Mais décidés d’exposer les voleurs des USD 3,8 milliards $ du fonds PetroCaribe, dont Jovenel Moïse se fait le complice, des manifestants l’ont poursuivi jusqu’à ce village de Rockland County, puis devant la mission d’Haïti près des Nations Unies, à la Deuxième Avenue, aussi bien qu’à la Cinquième Avenue, à Manhattan, où il magasinait avec la première dame. À tous ces endroits, nombre de passants ont eu l’occasion de lire des pancartes affichant le slogan fétiche du mouvement PetroCaribe Challange : «KOT KÒB PETWO KARIBE A». Aussi bien celles montrant Michel Martelly et Jovenel Moïse derrière les barreaux avec la mention « Bare vòlè».

En clair, donc, si le président haïtien avait la moindre intention de remplir son devoir constitutionnel, dans le cadre de l’affaire Petro Caribe, il n’aurait jamais manqué de mettre ses alliés internationaux à jour sur le dossier, précisément là où il avait, l’année dernière, dénoncé, avec une véhémence apparente, la corruption comme étant l’obstacle principal au développement d’Haïti.

À la faveur du mouvement PetroCaribe Challenge, la grande majorité des Haïtiens, tant au pays qu’en diaspora, aussi bien que dans le monde entier sont bien informés de ce dossier.

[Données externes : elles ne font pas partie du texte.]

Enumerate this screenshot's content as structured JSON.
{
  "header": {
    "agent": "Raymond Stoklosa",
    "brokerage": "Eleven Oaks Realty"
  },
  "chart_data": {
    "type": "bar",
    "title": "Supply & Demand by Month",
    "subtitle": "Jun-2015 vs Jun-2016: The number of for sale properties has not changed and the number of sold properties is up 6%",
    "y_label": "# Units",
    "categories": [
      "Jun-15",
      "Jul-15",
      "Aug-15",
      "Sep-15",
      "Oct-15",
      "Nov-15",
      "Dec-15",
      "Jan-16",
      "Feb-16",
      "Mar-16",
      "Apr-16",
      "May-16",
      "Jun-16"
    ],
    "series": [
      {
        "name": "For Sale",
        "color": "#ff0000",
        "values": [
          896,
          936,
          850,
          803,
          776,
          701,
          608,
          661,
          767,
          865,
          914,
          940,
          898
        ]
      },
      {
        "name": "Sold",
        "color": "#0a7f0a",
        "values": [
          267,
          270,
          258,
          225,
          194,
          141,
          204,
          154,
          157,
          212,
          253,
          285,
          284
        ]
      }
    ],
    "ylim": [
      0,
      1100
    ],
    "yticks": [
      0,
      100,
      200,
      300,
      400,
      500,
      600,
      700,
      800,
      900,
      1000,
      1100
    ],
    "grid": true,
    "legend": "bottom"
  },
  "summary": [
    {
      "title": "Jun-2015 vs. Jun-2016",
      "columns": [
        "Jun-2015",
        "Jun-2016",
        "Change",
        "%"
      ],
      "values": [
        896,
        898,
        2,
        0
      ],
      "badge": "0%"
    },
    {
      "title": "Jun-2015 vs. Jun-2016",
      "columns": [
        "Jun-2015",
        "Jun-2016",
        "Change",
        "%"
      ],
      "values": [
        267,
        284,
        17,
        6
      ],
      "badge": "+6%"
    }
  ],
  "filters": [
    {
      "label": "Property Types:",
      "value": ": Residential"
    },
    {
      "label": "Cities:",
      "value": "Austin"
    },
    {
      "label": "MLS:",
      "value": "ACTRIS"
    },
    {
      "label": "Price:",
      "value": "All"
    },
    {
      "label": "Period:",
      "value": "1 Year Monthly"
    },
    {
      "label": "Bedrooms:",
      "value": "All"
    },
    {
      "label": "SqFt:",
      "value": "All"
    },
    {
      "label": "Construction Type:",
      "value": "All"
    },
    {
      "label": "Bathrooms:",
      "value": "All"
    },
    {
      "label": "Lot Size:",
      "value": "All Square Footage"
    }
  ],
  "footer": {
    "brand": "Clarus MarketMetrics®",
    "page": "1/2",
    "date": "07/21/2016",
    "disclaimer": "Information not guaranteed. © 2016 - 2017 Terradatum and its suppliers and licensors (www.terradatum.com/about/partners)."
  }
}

Aguerris par cette campagne, que redoutent Jovenel Moïse et ses alliés, les activistes de ce mouvement doivent continuer, sans désemparer, ayant toujours à l’idée que l’aboutissement de l’initiative Petro Caribe n’a rien à voir avec l’homme qui occupe présentement le Palais national.

Aucun doute que Me Michel a raison : Jovenel Moïse ne bougera pas le petit doigt pour que soit menée à bien la campagne pour le recouvrement de cette fortune qui aurait pu lancer Haïti sur les rails du développement et assurer de meilleures conditions de vie au peuple haïtien, toutes catégories sociales confondues. Puisque le président haïtien est l’obstacle permanent au bon cheminement de ce dossier.